3月5日に放送されるスペシャルドラマ『津田梅子〜お札になった留学生〜』。広瀬さんは「こういう女性が、“日本の女性の意識を変える先頭“にいたんだなと思うと、偉大さを感じます」とコメントしています。
左から津田梅子(津田塾大学所蔵)と広瀬すずさん
左から津田梅子(津田塾大学所蔵)と広瀬すずさん
時事通信社

2024年に発行される新五千円札の「顔」となる津田梅子。そんな彼女の青春を描いたスペシャルドラマ『津田梅子〜お札になった留学生〜』が3月5日午後9時からテレビ朝日系で放送される。津田梅子を俳優の広瀬すずさんが演じる。

■津田梅子の生涯

津田梅子は1864年、江戸に生まれた。父親は農学者の津田仙。

1871年、父・仙の勧めで欧米視察を目的とした「岩倉使節団」とともにアメリカに渡った。この時、梅子はわずか6歳で、北海道開拓使が募集した日本最初の女子留学生5人の中で最年少だった。

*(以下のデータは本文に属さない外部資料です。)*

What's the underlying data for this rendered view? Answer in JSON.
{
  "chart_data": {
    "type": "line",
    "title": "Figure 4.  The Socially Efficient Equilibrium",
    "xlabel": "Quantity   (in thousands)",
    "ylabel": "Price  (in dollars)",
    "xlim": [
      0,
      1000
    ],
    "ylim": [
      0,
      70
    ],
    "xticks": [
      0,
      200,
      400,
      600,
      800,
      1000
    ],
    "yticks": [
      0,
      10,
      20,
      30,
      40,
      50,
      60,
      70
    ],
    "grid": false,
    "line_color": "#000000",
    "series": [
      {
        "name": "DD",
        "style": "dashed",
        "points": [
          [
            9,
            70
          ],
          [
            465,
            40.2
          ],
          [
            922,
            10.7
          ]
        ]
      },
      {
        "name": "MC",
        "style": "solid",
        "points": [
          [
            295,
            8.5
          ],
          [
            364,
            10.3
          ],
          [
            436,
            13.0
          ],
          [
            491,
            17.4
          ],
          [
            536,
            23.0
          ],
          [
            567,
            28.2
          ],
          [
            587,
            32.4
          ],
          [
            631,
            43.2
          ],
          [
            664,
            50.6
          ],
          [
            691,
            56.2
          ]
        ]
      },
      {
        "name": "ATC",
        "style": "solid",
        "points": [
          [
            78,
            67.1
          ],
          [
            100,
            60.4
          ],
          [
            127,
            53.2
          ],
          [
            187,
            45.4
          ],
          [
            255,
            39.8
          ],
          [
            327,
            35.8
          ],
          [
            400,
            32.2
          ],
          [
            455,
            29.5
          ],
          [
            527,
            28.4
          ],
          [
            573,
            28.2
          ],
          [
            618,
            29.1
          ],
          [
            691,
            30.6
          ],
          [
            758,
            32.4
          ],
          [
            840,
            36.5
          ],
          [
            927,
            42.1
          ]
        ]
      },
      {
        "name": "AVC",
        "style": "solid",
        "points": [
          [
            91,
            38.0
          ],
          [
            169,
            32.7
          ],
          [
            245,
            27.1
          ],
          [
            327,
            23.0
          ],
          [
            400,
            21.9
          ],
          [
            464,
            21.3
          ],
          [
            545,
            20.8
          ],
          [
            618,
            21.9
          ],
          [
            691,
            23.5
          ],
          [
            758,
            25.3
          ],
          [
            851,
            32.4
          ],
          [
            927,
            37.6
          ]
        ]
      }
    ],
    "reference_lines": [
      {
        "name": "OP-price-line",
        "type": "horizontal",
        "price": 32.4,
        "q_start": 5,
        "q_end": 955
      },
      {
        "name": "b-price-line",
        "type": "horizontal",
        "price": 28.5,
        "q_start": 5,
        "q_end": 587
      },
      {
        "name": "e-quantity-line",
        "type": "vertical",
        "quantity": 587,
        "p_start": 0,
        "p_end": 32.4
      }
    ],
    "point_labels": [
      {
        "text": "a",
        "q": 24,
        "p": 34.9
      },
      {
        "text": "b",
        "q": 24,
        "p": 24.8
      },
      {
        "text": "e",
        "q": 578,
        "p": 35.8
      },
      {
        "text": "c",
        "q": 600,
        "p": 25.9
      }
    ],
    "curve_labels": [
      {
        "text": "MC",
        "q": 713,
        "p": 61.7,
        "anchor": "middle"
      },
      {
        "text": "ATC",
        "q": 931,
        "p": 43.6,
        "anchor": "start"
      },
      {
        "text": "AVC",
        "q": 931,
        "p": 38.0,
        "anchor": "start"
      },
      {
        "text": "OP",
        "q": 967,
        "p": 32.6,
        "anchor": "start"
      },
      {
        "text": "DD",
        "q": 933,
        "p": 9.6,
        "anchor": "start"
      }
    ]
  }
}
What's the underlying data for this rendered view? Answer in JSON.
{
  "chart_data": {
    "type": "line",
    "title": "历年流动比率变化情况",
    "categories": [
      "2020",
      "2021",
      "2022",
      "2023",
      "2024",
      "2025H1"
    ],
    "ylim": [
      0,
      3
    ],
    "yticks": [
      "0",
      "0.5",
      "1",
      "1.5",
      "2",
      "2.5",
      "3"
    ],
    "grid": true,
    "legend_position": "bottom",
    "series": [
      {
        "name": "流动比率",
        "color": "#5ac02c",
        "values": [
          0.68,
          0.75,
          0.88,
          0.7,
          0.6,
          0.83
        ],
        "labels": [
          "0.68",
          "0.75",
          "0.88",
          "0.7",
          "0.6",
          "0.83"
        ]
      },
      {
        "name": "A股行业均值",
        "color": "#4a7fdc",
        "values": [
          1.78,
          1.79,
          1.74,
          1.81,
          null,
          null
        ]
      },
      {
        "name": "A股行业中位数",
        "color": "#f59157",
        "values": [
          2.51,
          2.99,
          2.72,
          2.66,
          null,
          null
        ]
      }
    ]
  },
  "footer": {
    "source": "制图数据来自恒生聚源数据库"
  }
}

梅子はワシントン近郊のジョージタウンに住むランマン夫妻の家に預けられ、1873年にはキリスト教の洗礼を受けた。梅子は現地の初等・中等教育を受けて成長し、1882年11月に帰国した。

帰国後、梅子は伊藤博文の夫人と娘の家庭教師を務め、その後も伊藤の紹介で華族女学校の教授を務めた。その中で自分自身の学校をつくる夢を持ち続け、再びアメリカ留学を決意。アメリカのブリンマー大学で生物学を学んだ。在学中には、自分のあとに続く日本女性のための奨学金制度も設立した。

帰国後は華族女学校教授に復帰し、その後、女子高等師範学校の教授も兼任した。1898年6月にはにアメリカ・コロラド州で開催された万国婦人クラブ大会に日本代表として参加し、講演を行った。8月にはヘレン・ケラー と会見し、その後もイギリスやアメリカを訪れ、ナイチンゲールを訪問するなど多くの活動に取り組んだ。

1900年に辞職した梅子はついに「女子英学塾」(後の津田塾大学)を創設した。梅子は開校式で学生の個性に応じた少人数教育の必要性などについて語ったという。

■主演は広瀬すずさん

スペシャルドラマで津田梅子を演じるのは俳優の広瀬すずさん。広瀬さんは津田梅子について「女子教育のパイオニアといわれる素晴らしい人ですが、でも目立つタイプではなく、ただひたすら一生懸命頑張って、もがきながら進んだ人物。こういう女性が、“日本の女性の意識を変える先頭”にいたんだなと思うと、偉大さを感じます」と語っている

ドラマではアメリカ留学から帰国した 17 歳から、アメリカに再び留学する 25 歳までの梅子をメインに描く。長い間持ち続けていた夢、揺れる恋心、そして仲間との友情など知られていない梅子の側面が見られるという。